With me and the Finn and the pigeon it would have gone like this: one of us would have noticed the bird, the other’s gaze would have followed that of the first, the bird would have flown past, we would have looked at each other and the bird would have commenced to exist in a new way, a tiny story between the two of us, a microscopic awareness, and together we would have wished the pigeon well, and I would have seen it through her eyes, she through mine, and a fleck of us would have flown with the bird to the other side of town, or the opposite side of the river, where maybe it had a rendezvous with another pigeon in a particular tree in front of a particular window of a particular apartment building, where it and the others waited for the old woman to appear between the curtains and fling seeds into the air out of her hand, and when the driver of a passing car glanced out of his or her window, the flock of pigeons burst in the air, their wings frothing into one another as they plunged after the seeds, beaks gaping, until they had vacuumed the seeds from the air and returned to their stations on the limbs of the tree, and the driver of the passing car would already be veering onto the bridge and smiling without knowing why, as he or she left Manhattan and the bridge rose, mammoth and melodramatic as a movie backdrop. When the bird flew past us.
* * *
It was Tax Day, in April, when Mare left, right after she found a ticket to a concert I had gone to with the Finn on one of those Thursdays while she was working. Mare moved back to California, but first, for fourteen days and nights, we wrangled over it, morning till night.

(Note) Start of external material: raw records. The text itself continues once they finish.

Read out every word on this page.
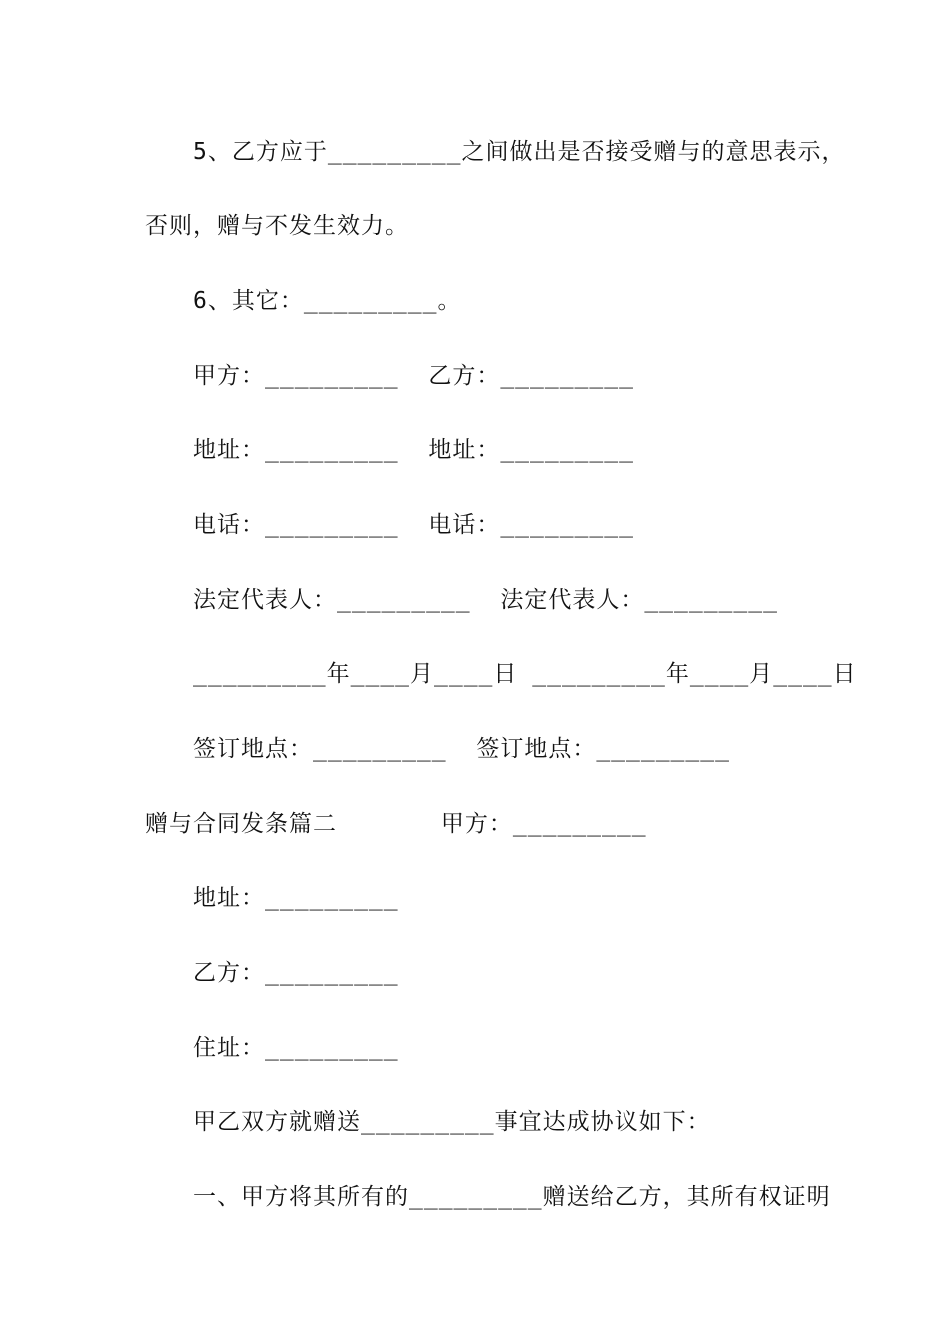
5、乙方应于_________之间做出是否接受赠与的意思表示，
否则，赠与不发生效力。
6、其它：_________。
甲方：_________  乙方：_________
地址：_________  地址：_________
电话：_________  电话：_________
法定代表人：_________  法定代表人：_________
_________年____月____日 _________年____月____日
签订地点：_________  签订地点：_________
赠与合同发条篇二       甲方：_________
地址：_________
乙方：_________
住址：_________
甲乙双方就赠送_________事宜达成协议如下：
一、甲方将其所有的_________赠送给乙方，其所有权证明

Why, how, with whom, but. She no longer trusted me, she said. Why, I wanted to know.
Because of her of course.
But I don’t love her.
English words had been like empty storage boxes on a warehouse shelf, labeled and soulless, until I experienced what they held inside. Love, longing, despair, heartbreak.
During the day I went to work in Brooklyn and took long bathroom breaks on the 20th floor of my office building and watched the pigeons lined up along a ledge. They looked back at me as I confirmed for myself that if I leapt in a slight arc I would not in fact fall on top of the adjacent building but would go all the way down into the garbage dumpsters. Blup blup, said the pigeons, nodding. On the gym treadmill, sorrow battled endorphins, the tears winning at mile two. At home I raged and roared, throwing boots, magazines, anything, all over the room, without hitting anything, without breaking anything. Mare ran to me and held me the way a mover holds a heavy bureau in a stairwell: if this falls, it will crush me too.
Night after night, after she left, I drank wine in front of the television, set to a channel with only static, and daydreamed of a cottage in the countryside, of trees and grass and a winding road, maybe a vegetable garden, a sunny patch of gravel, a small child with the setting sun in her hair.
I opened my eyes, and I was in New York. Upstairs the Indian men clattered dishes and fried onions and once in a while broke into raucous laughter. I was alone with my Finnish.